فَذَكِّرْ اِنْ نَفَعَتِ الذِّكْرٰىۜ ﴿٩
9﴿ Öyleyse sen (Kur’ân’la insanlara) öğüt ver; o öğüt fayda verirse (de vermezse de sen vaaz etmeye devâm et, ama kalpleri kılıflı olan kişilere fayda vermeyeceği bellidir, bu yüzden de çok üzülme).

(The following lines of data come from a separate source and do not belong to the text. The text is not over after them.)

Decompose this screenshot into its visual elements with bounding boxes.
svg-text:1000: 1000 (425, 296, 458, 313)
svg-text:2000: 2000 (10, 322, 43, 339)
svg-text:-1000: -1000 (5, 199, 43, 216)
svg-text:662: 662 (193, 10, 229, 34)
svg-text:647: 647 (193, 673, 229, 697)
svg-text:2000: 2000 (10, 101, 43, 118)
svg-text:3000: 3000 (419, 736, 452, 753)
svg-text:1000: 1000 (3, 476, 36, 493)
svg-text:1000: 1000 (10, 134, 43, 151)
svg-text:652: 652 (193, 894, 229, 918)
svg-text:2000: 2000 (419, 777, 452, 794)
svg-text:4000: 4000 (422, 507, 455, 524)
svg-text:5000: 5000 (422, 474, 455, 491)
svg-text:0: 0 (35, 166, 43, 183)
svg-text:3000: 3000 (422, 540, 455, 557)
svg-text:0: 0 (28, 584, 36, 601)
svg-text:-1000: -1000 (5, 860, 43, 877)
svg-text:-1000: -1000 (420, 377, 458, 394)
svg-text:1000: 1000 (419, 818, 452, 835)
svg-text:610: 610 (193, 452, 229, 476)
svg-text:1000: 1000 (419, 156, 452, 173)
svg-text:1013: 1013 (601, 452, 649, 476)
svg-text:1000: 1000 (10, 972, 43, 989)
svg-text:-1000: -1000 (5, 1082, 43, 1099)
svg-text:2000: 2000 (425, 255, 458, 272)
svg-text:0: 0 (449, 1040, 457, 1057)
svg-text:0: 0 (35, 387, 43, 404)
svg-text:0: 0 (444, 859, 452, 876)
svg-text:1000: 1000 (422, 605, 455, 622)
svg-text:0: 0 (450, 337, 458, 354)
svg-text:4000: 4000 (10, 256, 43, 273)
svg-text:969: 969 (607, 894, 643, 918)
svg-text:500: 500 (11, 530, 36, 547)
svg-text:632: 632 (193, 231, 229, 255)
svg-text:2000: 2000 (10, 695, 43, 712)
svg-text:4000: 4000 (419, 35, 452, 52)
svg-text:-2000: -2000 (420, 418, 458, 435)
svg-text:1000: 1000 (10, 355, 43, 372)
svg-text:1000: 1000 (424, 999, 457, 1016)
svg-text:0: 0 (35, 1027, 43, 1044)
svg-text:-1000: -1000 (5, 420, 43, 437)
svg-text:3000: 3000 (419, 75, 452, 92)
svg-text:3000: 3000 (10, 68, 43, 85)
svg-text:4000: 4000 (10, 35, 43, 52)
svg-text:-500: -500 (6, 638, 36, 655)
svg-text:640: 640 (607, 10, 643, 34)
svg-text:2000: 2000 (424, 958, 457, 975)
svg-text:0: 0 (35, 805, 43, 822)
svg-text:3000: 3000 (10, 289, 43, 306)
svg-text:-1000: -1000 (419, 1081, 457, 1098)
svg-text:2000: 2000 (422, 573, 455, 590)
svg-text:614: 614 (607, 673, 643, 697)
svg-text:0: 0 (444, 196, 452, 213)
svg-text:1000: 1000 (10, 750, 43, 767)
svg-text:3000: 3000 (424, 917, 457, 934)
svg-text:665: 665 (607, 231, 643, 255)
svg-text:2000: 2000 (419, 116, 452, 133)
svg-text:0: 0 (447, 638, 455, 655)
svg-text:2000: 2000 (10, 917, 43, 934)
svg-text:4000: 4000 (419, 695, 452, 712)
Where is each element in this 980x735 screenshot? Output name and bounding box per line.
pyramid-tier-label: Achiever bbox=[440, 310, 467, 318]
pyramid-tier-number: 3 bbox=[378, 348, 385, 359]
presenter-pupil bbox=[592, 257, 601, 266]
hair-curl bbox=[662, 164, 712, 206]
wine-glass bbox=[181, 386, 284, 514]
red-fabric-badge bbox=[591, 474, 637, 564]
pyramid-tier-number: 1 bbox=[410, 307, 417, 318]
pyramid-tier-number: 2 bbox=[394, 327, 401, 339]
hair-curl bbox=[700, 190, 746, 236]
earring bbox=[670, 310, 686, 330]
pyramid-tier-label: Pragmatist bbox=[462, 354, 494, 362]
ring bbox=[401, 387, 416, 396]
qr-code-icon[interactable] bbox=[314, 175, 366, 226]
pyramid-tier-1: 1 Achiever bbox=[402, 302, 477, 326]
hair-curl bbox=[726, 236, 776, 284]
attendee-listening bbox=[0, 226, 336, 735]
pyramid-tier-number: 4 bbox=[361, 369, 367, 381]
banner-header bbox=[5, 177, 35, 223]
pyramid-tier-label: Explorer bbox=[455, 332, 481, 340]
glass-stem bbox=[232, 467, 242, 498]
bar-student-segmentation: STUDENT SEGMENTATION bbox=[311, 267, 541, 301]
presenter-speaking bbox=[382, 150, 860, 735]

سَيَذَّكَّرُ مَنْ يَخْشٰىۙ ﴿١٠
10﴿ (Allâh’tan) saygıyla korkmakta olan kimse mutlaka öğütlenecek (ve dinlediği ile amel edecek)tir.
وَيَتَجَنَّبُهَا الْاَشْقٰىۙ ﴿١١
11﴿ Ama o en şakî (bedbaht, serkeş, âsî ve kötü) olan (kâfir) kimse o (Kur’ân’la verdiğin vaazları)ndan iyice uzaklaşacaktır.
اَلَّذ۪ي يَصْلَى النَّارَ الْكُبْرٰىۚ ﴿١٢
12﴿ O kimse ki; o en büyük ateşe (sâhip olan cehenneme) girecektir.
ثُمَّ لَا يَمُوتُ ف۪يهَا وَلَا يَحْيٰىۜ ﴿١٣
13﴿ Sonra o orada öl(üp istirâhat ed)emeyecektir ve (faydalanacağı bir hayatla da) yaşayamayacaktır.
قَدْ اَفْلَحَ مَنْ تَزَكّٰىۙ ﴿١٤
14﴿ Muhakkak felâha ermiştir o kimse ki (kâfirlikten ve günahlardan kurtulup, gusül ve abdest ile de) iyice temizlenmiştir.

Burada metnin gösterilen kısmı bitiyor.